When working with sales or pricing type apps, a typical requirement is to set the price of items to a value that ends with .99 - for example, \$5.99.

To round an input value to the nearest 0.99, we can round the input value and then subtract 0.01.

`//This rounds 6.22 to 5.99Round(6.22,0) - 0.01//This rounds 6.61 to 6.99Round(6.61,0) - 0.01`

## 7 - Round to the nearest .45 or 0.95

As an extension of the above, we can use a similar technique to round to the nearest 0.45 or 0.95. Again, this is a requirement that can occur with pricing apps.

To implement this function, we would round to the nearest 0.50 (as highlighted earlier), and we would then subtract 0.05.

`//This rounds to 6.22 to 5.95(Round(6.22/0.5,0)*0.5) - 0.05//This rounds to 6.32 to 6.45(Round(6.32/0.5,0)*0.5) - 0.05`

## 8 - Round up to the next even number

In cases where we need to round up to the next even number, we can do so by rounding up to the next 2 (because 2 is always even).

The formula beneath demonstrates this method. Note that with Excel, we would call the Even function to carry out this task. Because there is no equivalent Power Apps function, this technique provides an alternative.

``//This rounds 55 up to 56RoundUp(55/2,0)*2``

## 9 - Round to the next odd number

As an extension of the above example, we can round up to the next odd number by 'flooring' the input value divided by two (as highlighted above), multiplying this output by 2, and adding 1.
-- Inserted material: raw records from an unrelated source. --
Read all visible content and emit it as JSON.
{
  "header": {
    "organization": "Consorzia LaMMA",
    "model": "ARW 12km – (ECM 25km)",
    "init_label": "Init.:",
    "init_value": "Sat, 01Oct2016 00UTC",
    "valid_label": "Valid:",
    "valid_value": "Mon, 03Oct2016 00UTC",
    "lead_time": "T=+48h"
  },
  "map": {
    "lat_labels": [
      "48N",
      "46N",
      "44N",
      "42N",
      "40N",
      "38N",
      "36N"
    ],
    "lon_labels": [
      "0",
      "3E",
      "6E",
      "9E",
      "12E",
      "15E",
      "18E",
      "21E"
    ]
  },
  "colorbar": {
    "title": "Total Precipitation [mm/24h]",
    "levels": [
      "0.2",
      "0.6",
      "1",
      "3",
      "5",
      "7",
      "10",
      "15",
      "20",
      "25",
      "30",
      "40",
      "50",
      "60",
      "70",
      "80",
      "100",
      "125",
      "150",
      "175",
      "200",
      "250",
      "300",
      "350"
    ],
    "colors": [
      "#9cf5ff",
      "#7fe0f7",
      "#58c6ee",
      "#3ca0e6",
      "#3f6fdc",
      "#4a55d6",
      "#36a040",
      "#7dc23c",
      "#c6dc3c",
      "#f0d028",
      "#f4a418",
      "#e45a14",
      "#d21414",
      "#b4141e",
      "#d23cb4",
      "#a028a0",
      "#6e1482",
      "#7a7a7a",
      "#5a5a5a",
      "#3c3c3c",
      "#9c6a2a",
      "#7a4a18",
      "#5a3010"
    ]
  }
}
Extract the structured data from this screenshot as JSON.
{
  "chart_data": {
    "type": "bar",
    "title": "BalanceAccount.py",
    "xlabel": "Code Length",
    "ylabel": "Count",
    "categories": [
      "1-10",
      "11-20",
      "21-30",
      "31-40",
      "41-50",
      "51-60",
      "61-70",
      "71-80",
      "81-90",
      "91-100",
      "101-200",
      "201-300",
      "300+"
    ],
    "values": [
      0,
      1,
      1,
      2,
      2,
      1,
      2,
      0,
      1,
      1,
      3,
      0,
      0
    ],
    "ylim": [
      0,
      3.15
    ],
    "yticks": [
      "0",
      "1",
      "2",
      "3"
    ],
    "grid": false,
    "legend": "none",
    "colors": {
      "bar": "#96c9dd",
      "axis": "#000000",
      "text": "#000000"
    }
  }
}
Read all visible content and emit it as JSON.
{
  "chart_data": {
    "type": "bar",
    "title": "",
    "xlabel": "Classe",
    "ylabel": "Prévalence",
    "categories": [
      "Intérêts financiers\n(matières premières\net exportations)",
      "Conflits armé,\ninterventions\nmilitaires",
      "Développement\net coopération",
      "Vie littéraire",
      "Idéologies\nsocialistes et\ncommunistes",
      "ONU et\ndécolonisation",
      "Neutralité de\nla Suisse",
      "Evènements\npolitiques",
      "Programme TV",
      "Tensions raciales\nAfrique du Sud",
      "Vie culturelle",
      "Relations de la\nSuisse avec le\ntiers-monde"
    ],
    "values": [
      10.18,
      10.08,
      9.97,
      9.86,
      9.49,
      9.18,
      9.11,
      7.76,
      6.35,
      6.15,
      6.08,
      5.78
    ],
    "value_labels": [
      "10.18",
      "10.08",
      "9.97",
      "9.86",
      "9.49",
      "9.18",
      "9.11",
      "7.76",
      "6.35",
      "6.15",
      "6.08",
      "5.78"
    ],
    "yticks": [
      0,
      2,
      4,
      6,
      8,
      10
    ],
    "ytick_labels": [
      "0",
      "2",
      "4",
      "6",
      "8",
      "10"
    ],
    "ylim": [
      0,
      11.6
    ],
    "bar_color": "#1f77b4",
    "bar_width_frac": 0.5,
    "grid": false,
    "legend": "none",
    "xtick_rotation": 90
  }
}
``//This rounds 82 to 83(2 * RoundDown(82/2, 0)) +1//This rounds 81 to 81``(2 * RoundDown(81/2, 0)) +1``
Note that Excel provides a function called Odd to carry out this same task. The Excel Odd function rounds negative numbers away from zero. If we want to replicate this behaviour, we would need to subtract one from negative input values, rather than add one

## 10 - Remove decimal values

Finally, there is often the requirement to get rid of the digits after the decimal place or to get just the integer part of a decimal value. We can accomplish this by calling the Trunc function.

``//This returns the value 4``Trunc(4.99)``

## Conclusion

When we work with numbers with Power Apps, a common requirement is to round numbers. This post summarised the formula to carry out some of the most common rounding requirements.